No tax money will be spent on these projects. That’s what City Hall has pledged. Is the city’s record on such pledges perfect? No. The Globe-News Center for the Performing Arts was supposed to be paid entirely with private donations. It fell a million or so dollars short, so the city ponied up the rest to finish off the $30 million project. The deal still was a sweet one for the city.

What the MPEV critics say should happen is that the city should refurbish the Civic Center, make it more attractive for larger-scale conventions that now pass Amarillo by in favor of cities with more spacious meeting rooms.

How much will that expansion cost? A friend of mine who’s been active in downtown revitalization efforts told me privately that the “best estimates” of improving the Civic Center to a level desired by those who want it expanded would be 10 times the cost of the MPEV. Who would pay for the Civic Center, a publicly owned building? Taxpayers would foot the bill. Every nickel and dime of it.

The city could issue general obligation bonds without a vote, or it could put the issue up for a vote in a bond issue election. How do you suppose an election would turn out? Amarillo voters demonstrated two years ago they aren’t in the mood to spend tax money on “quality of life” projects, such as the huge recreation center proposed for the southeast area of the city; voters rejected that bond issue request handily.

I’ve visited with city leaders repeatedly over the years about the downtown plan. I like the concept. I endorse the vision the city has put forth. I believe it will work and it will create a downtown business and entertainment district that will make our residents proud.

I also am willing to trust that it can be done the way its proponents say it will be done: through lodging revenue collected at our hotels and motels.

Will there be some public investment? Sure. Streets and lighting must be made suitable. They belong to us already. But the heavy lifting — construction of the sites under consideration — will be borne by those who come here from other places.

And yet, the City Council has members who now might want to throw all of this in reverse because, by golly, they’re just plain mad.

I ask once again: Why?

 

Not complaining about the rain

As a boy, the rain drove me batty.

I grew up in the dank, damp and sometimes dreary Pacific Northwest, where it rains three or four days before you ever notice it.
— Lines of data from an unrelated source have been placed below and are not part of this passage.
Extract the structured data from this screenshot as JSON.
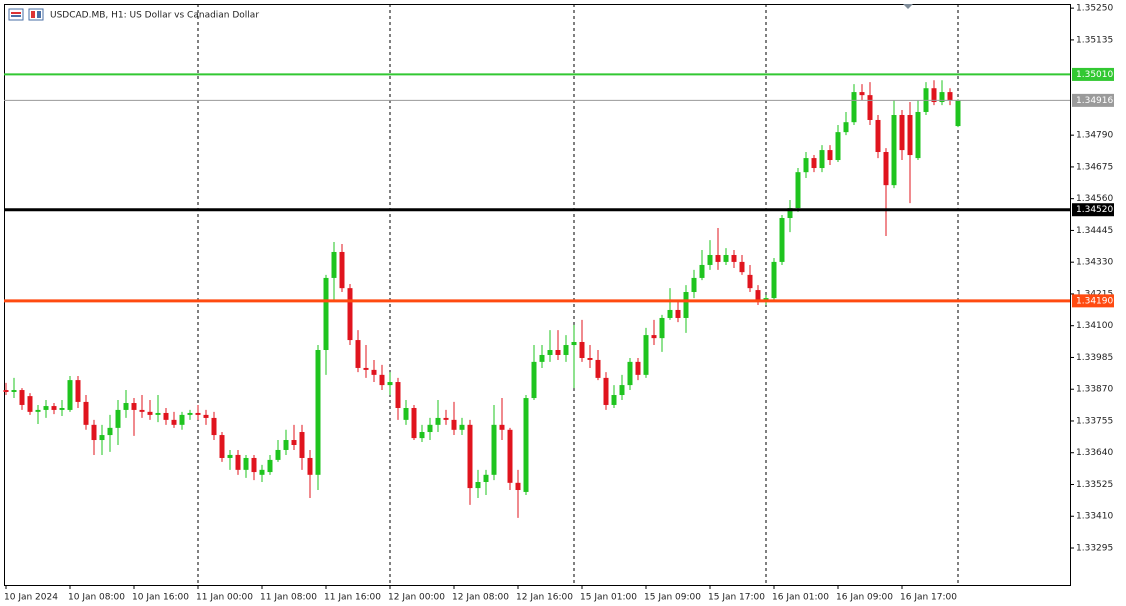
{
  "chart_data": {
    "type": "candlestick",
    "title": "USDCAD.MB, H1:  US Dollar vs Canadian Dollar",
    "categories": [
      "10 Jan 2024",
      null,
      null,
      null,
      null,
      null,
      null,
      null,
      "10 Jan 08:00",
      null,
      null,
      null,
      null,
      null,
      null,
      null,
      "10 Jan 16:00",
      null,
      null,
      null,
      null,
      null,
      null,
      null,
      "11 Jan 00:00",
      null,
      null,
      null,
      null,
      null,
      null,
      null,
      "11 Jan 08:00",
      null,
      null,
      null,
      null,
      null,
      null,
      null,
      "11 Jan 16:00",
      null,
      null,
      null,
      null,
      null,
      null,
      null,
      "12 Jan 00:00",
      null,
      null,
      null,
      null,
      null,
      null,
      null,
      "12 Jan 08:00",
      null,
      null,
      null,
      null,
      null,
      null,
      null,
      "12 Jan 16:00",
      null,
      null,
      null,
      null,
      null,
      null,
      null,
      "15 Jan 01:00",
      null,
      null,
      null,
      null,
      null,
      null,
      null,
      "15 Jan 09:00",
      null,
      null,
      null,
      null,
      null,
      null,
      null,
      "15 Jan 17:00",
      null,
      null,
      null,
      null,
      null,
      null,
      null,
      "16 Jan 01:00",
      null,
      null,
      null,
      null,
      null,
      null,
      null,
      "16 Jan 09:00",
      null,
      null,
      null,
      null,
      null,
      null,
      null,
      "16 Jan 17:00",
      null,
      null,
      null,
      null,
      null,
      null,
      null
    ],
    "open": [
      1.33867,
      1.3386,
      1.33867,
      1.33845,
      1.33788,
      1.33795,
      1.33809,
      1.33795,
      1.33795,
      1.33903,
      1.33824,
      1.33741,
      1.33686,
      1.33704,
      1.3373,
      1.33795,
      1.3382,
      1.33795,
      1.33788,
      1.33777,
      1.33784,
      1.33759,
      1.33741,
      1.33777,
      1.33784,
      1.33777,
      1.33766,
      1.33704,
      1.33621,
      1.33632,
      1.33578,
      1.33621,
      1.3356,
      1.3357,
      1.33614,
      1.3365,
      1.33686,
      1.33715,
      1.33621,
      1.3356,
      1.34012,
      1.34273,
      1.34367,
      1.34236,
      1.34048,
      1.33947,
      1.3394,
      1.33922,
      1.33885,
      1.33896,
      1.33759,
      1.33802,
      1.33693,
      1.33715,
      1.33741,
      1.33766,
      1.33759,
      1.33723,
      1.33741,
      1.33512,
      1.33534,
      1.3356,
      1.33741,
      1.33723,
      1.33531,
      1.33498,
      1.33838,
      1.33969,
      1.33994,
      1.34012,
      1.33994,
      1.3403,
      1.34041,
      1.33983,
      1.33976,
      1.33911,
      1.33813,
      1.33849,
      1.33885,
      1.33969,
      1.33922,
      1.34066,
      1.34055,
      1.34128,
      1.34157,
      1.34128,
      1.34222,
      1.34273,
      1.3432,
      1.34356,
      1.34331,
      1.34356,
      1.34331,
      1.34284,
      1.34229,
      1.34193,
      1.342,
      1.34331,
      1.3449,
      1.34526,
      1.34656,
      1.34707,
      1.34671,
      1.34736,
      1.347,
      1.34801,
      1.34837,
      1.34946,
      1.34935,
      1.34845,
      1.34729,
      1.34609,
      1.34863,
      1.34863,
      1.34707,
      1.34874,
      1.3496,
      1.3491,
      1.34946,
      1.34823
    ],
    "high": [
      1.33893,
      1.33911,
      1.33874,
      1.33856,
      1.33813,
      1.33831,
      1.3382,
      1.33831,
      1.33918,
      1.33918,
      1.33849,
      1.33759,
      1.33741,
      1.33777,
      1.33831,
      1.33867,
      1.33838,
      1.33849,
      1.33831,
      1.33849,
      1.33802,
      1.33788,
      1.33788,
      1.33795,
      1.33813,
      1.33795,
      1.33788,
      1.33715,
      1.3365,
      1.3365,
      1.33632,
      1.33632,
      1.33596,
      1.33632,
      1.33686,
      1.33723,
      1.33741,
      1.33741,
      1.3365,
      1.3403,
      1.34284,
      1.34403,
      1.34396,
      1.34251,
      1.34084,
      1.3403,
      1.33976,
      1.33958,
      1.33932,
      1.33911,
      1.33831,
      1.33813,
      1.33741,
      1.33766,
      1.33831,
      1.33795,
      1.33824,
      1.33766,
      1.33759,
      1.33578,
      1.33578,
      1.33813,
      1.33838,
      1.3373,
      1.33578,
      1.33849,
      1.3403,
      1.3403,
      1.34084,
      1.34084,
      1.34066,
      1.34103,
      1.34121,
      1.3403,
      1.34012,
      1.33932,
      1.33885,
      1.33922,
      1.33983,
      1.33983,
      1.34092,
      1.34121,
      1.34139,
      1.34236,
      1.34186,
      1.34247,
      1.34302,
      1.34374,
      1.3441,
      1.34454,
      1.34381,
      1.34374,
      1.34356,
      1.3432,
      1.34247,
      1.34211,
      1.34345,
      1.34501,
      1.34555,
      1.34671,
      1.34729,
      1.34718,
      1.34754,
      1.34754,
      1.34827,
      1.34874,
      1.34975,
      1.34975,
      1.34982,
      1.34863,
      1.34743,
      1.34917,
      1.34881,
      1.3491,
      1.34917,
      1.34982,
      1.34989,
      1.34989,
      1.3496,
      1.3492
    ],
    "low": [
      1.33849,
      1.33838,
      1.33795,
      1.33777,
      1.33744,
      1.33766,
      1.3378,
      1.33773,
      1.33788,
      1.33802,
      1.33723,
      1.33632,
      1.33632,
      1.33643,
      1.33668,
      1.33766,
      1.33701,
      1.33766,
      1.33759,
      1.33751,
      1.33741,
      1.3373,
      1.33723,
      1.33759,
      1.33759,
      1.33741,
      1.33686,
      1.33607,
      1.33578,
      1.3356,
      1.33549,
      1.33541,
      1.33534,
      1.3356,
      1.33607,
      1.33632,
      1.3365,
      1.33578,
      1.33476,
      1.33505,
      1.33922,
      1.34193,
      1.34222,
      1.3403,
      1.33932,
      1.33911,
      1.33896,
      1.33867,
      1.33849,
      1.33759,
      1.33741,
      1.33686,
      1.33679,
      1.33686,
      1.33715,
      1.33741,
      1.33704,
      1.33704,
      1.33451,
      1.33476,
      1.33487,
      1.33541,
      1.33686,
      1.33505,
      1.33404,
      1.33487,
      1.33831,
      1.33947,
      1.33969,
      1.33976,
      1.33969,
      1.33874,
      1.33969,
      1.33947,
      1.33903,
      1.33795,
      1.33802,
      1.33831,
      1.33867,
      1.33903,
      1.33911,
      1.3403,
      1.34005,
      1.34121,
      1.34113,
      1.34074,
      1.342,
      1.34265,
      1.34302,
      1.34302,
      1.3432,
      1.34309,
      1.34284,
      1.34222,
      1.34175,
      1.34175,
      1.34193,
      1.3432,
      1.34439,
      1.34512,
      1.34635,
      1.34656,
      1.34656,
      1.34682,
      1.34693,
      1.3479,
      1.34827,
      1.34917,
      1.34827,
      1.34707,
      1.34425,
      1.34598,
      1.347,
      1.34544,
      1.347,
      1.34863,
      1.34899,
      1.34899,
      1.34899,
      1.34819
    ],
    "close": [
      1.3386,
      1.33867,
      1.33813,
      1.33788,
      1.33795,
      1.33809,
      1.33795,
      1.33802,
      1.33903,
      1.33824,
      1.33741,
      1.33686,
      1.33704,
      1.3373,
      1.33795,
      1.3382,
      1.33795,
      1.33788,
      1.33777,
      1.33784,
      1.33759,
      1.33741,
      1.33777,
      1.33784,
      1.33777,
      1.33766,
      1.33704,
      1.33621,
      1.33632,
      1.33578,
      1.33621,
      1.3357,
      1.33578,
      1.33614,
      1.3365,
      1.33686,
      1.33668,
      1.33621,
      1.3356,
      1.34012,
      1.34273,
      1.34367,
      1.34236,
      1.34048,
      1.33947,
      1.3394,
      1.33922,
      1.33885,
      1.33896,
      1.33802,
      1.33802,
      1.33693,
      1.33715,
      1.33741,
      1.33766,
      1.33759,
      1.33723,
      1.33741,
      1.33512,
      1.33534,
      1.3356,
      1.33741,
      1.33723,
      1.33531,
      1.33505,
      1.33838,
      1.33969,
      1.33994,
      1.34012,
      1.33994,
      1.3403,
      1.34041,
      1.33983,
      1.33976,
      1.33911,
      1.33813,
      1.33849,
      1.33885,
      1.33969,
      1.33922,
      1.34066,
      1.34055,
      1.34128,
      1.34157,
      1.34128,
      1.34222,
      1.34273,
      1.3432,
      1.34356,
      1.34331,
      1.34356,
      1.34331,
      1.34294,
      1.34236,
      1.34193,
      1.342,
      1.34331,
      1.3449,
      1.34526,
      1.34656,
      1.34707,
      1.34671,
      1.34736,
      1.347,
      1.34801,
      1.34837,
      1.34946,
      1.34935,
      1.34845,
      1.34729,
      1.34609,
      1.34863,
      1.34736,
      1.34718,
      1.34874,
      1.3496,
      1.3491,
      1.34946,
      1.34917,
      1.34916
    ],
    "up_color": "#1fc41f",
    "down_color": "#e0141e",
    "ylim": [
      1.33161,
      1.35265
    ],
    "yticks": [
      {
        "value": 1.3525,
        "label": "1.35250"
      },
      {
        "value": 1.35135,
        "label": "1.35135"
      },
      {
        "value": 1.3479,
        "label": "1.34790"
      },
      {
        "value": 1.34675,
        "label": "1.34675"
      },
      {
        "value": 1.3456,
        "label": "1.34560"
      },
      {
        "value": 1.34445,
        "label": "1.34445"
      },
      {
        "value": 1.3433,
        "label": "1.34330"
      },
      {
        "value": 1.34215,
        "label": "1.34215"
      },
      {
        "value": 1.341,
        "label": "1.34100"
      },
      {
        "value": 1.33985,
        "label": "1.33985"
      },
      {
        "value": 1.3387,
        "label": "1.33870"
      },
      {
        "value": 1.33755,
        "label": "1.33755"
      },
      {
        "value": 1.3364,
        "label": "1.33640"
      },
      {
        "value": 1.33525,
        "label": "1.33525"
      },
      {
        "value": 1.3341,
        "label": "1.33410"
      },
      {
        "value": 1.33295,
        "label": "1.33295"
      }
    ],
    "levels": [
      {
        "value": 1.3501,
        "label": "1.35010",
        "color": "#32c832"
      },
      {
        "value": 1.34916,
        "label": "1.34916",
        "color": "#9a9a9a"
      },
      {
        "value": 1.3452,
        "label": "1.34520",
        "color": "#000000"
      },
      {
        "value": 1.3419,
        "label": "1.34190",
        "color": "#ff4a10"
      }
    ]
  }
}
Now that I’m older and now that my wife, one of our sons and I live in this so-called semi-arid region I refer to as the Texas Tundra, you won’t hear me complain about the rain we’ve been getting of late.

More of it is falling tonight. Even more of it is expected through Friday and perhaps over the weekend.

You won’t hear me gripe. Nope. Not me.

I know the sun will return in due course, just as I (more or less) knew we’d get the rain we’ve all sought through prayer.

These things run in cycles.

Our playas are full. McDonald Lake — which is just about a mile north of us on Coulter, is practically overflowing. I saw some video of fish that had ended up on the street next to the lake. Now that’s weird.

The closest thing to a gripe I’ve heard has come from cotton farmers who need to start planting their crops, but cannot do it because the ground is too wet.

Be patient, folks. The sun will return.

Oh, and the drought? It’s still with us.

I’ll guess that Amarillo’s daily water use gauge is down … considerably. That, too, is a good thing.